I don’t think it’s too wild a conjecture to suggest that Daalder’s subtext goes something like this: If you’re an American who argues that NATO expansion led to the Ukraine War, you are aiding and abetting the enemy by reciting enemy talking points.
It’s possible Daalder wasn’t consciously trying to stigmatize people who disagree with him on the NATO issue; he doesn’t explicitly attribute pro-Russia motivation to them. But that defense isn’t available to Robert Farley, a political scientist at the University of Kentucky who, like Brooks and Daalder, is a media commentator on the war. Reacting to a piece on the Quincy Institute website that criticized America’s refusal to discuss NATO expansion with Russia before the invasion, Farley tweeted: “But this is Quincy; in general trying awfully hard to absolve Russia of the responsibility for the war it launched.”
Translation: The Quincy Institute is a den of Putin apologists, aiding and abetting the enemy.
I know all three of these people. (I had a conversation with Daalder, former US ambassador to NATO, a few years ago on The Wright Show.) They’re not bad people, and they’re not, by and large, warmongers.
That’s what’s disconcerting: It isn’t just hard core militarists who have adapted to wartime by adopting an illiberal frame of mind. In all major sectors of the Blob—neocon, very hawkish liberal internationalist, mildly hawkish liberal internationalist—you can find people who are trying to marginalize dissent from the party line. The party line being that if your assessment of the causes of this war is much more nuanced than “Putin is a bad man,” you’re dangerously misguided.
I don’t want to overdramatize this. I realize that dissenting from the Blob consensus is way less uncomfortable than, say, being a dissenter in Moscow. And I’m resilient enough to withstand the idiotic blowback I get from Twitter hacks when I bring up the NATO expansion question. Still, shouldn’t people of the stature and accomplishment of Brooks, Daalder, and Farley be more liberal-minded than idiotic Twitter hacks?
Actually, no! What I mean is: The problem here isn’t idiocy; it’s human nature. Brooks, Daalder, and Farley are classic examples of our species, for better or worse. (Plot spoiler: worse.)
The way human beings naturally think about questions of blame and causality makes it hard to have open and honest debates about why wars happen. If you argue that things done by one side contributed to the outbreak of war, it’s only natural for people to think that your argument, if accepted, would shift some measure of blame toward that side from the other side. And if the side you seem to be shifting blame toward is their side, they’ll naturally freak out, since robust support for their side depends on the belief that the other side is to blame for the war.

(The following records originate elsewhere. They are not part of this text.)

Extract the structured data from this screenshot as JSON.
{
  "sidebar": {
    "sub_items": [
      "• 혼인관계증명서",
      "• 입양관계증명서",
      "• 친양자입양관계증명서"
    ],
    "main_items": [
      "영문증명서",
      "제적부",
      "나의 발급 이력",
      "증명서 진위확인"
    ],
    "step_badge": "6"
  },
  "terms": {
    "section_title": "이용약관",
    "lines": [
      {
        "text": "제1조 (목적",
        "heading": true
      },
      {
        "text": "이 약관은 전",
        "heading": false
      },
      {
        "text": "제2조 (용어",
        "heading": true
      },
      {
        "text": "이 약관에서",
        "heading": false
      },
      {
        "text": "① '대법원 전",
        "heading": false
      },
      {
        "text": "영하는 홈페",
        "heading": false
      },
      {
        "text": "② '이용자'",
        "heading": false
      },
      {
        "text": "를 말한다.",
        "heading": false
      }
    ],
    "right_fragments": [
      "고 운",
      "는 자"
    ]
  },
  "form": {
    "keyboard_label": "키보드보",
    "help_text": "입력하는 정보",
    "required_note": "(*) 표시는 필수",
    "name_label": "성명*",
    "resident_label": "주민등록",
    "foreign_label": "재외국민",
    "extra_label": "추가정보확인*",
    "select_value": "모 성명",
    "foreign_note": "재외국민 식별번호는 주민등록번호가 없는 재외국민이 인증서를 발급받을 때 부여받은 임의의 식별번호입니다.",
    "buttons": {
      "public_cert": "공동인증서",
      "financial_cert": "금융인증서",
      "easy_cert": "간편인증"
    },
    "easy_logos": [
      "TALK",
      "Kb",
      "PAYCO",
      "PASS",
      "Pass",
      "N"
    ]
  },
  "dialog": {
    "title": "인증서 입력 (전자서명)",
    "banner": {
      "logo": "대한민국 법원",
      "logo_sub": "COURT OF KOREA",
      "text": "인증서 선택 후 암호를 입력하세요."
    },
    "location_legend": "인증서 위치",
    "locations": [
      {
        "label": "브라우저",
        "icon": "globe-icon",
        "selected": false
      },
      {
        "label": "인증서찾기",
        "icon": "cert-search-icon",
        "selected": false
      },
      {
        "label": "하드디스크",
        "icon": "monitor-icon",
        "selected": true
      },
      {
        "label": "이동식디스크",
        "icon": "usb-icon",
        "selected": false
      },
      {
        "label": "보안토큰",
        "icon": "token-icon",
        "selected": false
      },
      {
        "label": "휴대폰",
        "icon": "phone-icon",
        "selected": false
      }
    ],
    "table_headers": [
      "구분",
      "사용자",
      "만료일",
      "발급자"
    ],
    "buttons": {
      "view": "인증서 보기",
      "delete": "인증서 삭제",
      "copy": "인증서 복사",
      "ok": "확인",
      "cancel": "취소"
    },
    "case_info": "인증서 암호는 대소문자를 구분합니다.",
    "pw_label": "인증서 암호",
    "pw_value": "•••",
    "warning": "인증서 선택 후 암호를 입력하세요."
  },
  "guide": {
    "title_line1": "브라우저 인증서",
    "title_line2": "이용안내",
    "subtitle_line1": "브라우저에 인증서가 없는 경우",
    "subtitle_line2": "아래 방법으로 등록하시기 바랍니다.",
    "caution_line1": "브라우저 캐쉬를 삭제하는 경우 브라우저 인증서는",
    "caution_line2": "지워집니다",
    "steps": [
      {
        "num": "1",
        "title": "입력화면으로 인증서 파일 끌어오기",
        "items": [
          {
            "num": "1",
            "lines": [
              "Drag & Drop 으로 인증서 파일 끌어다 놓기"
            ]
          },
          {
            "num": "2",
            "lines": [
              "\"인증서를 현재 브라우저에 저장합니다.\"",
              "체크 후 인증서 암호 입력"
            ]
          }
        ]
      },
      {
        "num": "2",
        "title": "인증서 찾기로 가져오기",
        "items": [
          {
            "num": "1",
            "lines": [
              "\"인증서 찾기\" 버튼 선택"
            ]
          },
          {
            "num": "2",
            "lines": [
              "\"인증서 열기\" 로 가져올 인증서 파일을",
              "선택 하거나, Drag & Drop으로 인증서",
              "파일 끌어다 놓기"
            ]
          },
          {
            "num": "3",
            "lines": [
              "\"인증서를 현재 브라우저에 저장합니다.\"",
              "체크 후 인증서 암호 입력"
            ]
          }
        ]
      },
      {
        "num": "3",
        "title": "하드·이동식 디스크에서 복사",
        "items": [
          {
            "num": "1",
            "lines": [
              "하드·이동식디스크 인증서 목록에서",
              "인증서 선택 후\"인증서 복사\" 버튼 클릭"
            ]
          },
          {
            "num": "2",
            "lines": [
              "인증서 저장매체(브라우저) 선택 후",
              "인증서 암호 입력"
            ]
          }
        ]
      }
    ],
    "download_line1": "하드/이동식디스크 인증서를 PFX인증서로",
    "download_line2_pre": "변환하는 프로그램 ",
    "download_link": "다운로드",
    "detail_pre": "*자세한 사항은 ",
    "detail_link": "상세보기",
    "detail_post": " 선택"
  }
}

Rosa Brooks is explicit about this—about wanting to discourage arguments about causality for fear of their impact on arguments about blame. “I almost feel like engaging in that debate [about NATO expansion] somehow implies that if only somebody could prove that NATO expansion was indeed what triggered this for Putin, and he was right to feel threatened, that therefore [his invasion of Ukraine] is all OK.” And, she says, “It’s not OK.”
I agree: Invading Ukraine was not OK. And I have good news for Brooks: There is a way of thinking about this that allows us to have an open and honest discussion about the causes of the Ukraine war without fear of letting Putin off the hook. Ironic as it may sound, there is a way to insulate the question of blame from questions about causality.
But before I get to this magic solution, I want to explain why I think it’s so important to have a vigorous debate about the causes of this war—and to have it right now.
Namely: I think the US foreign policy mistakes (certainly including NATO expansion) that made this war more likely are the kinds of mistakes the US chronically makes—and that these kinds of mistakes are at this very moment destabilizing parts of the world nowhere near Ukraine. The sooner we grasp that, the better.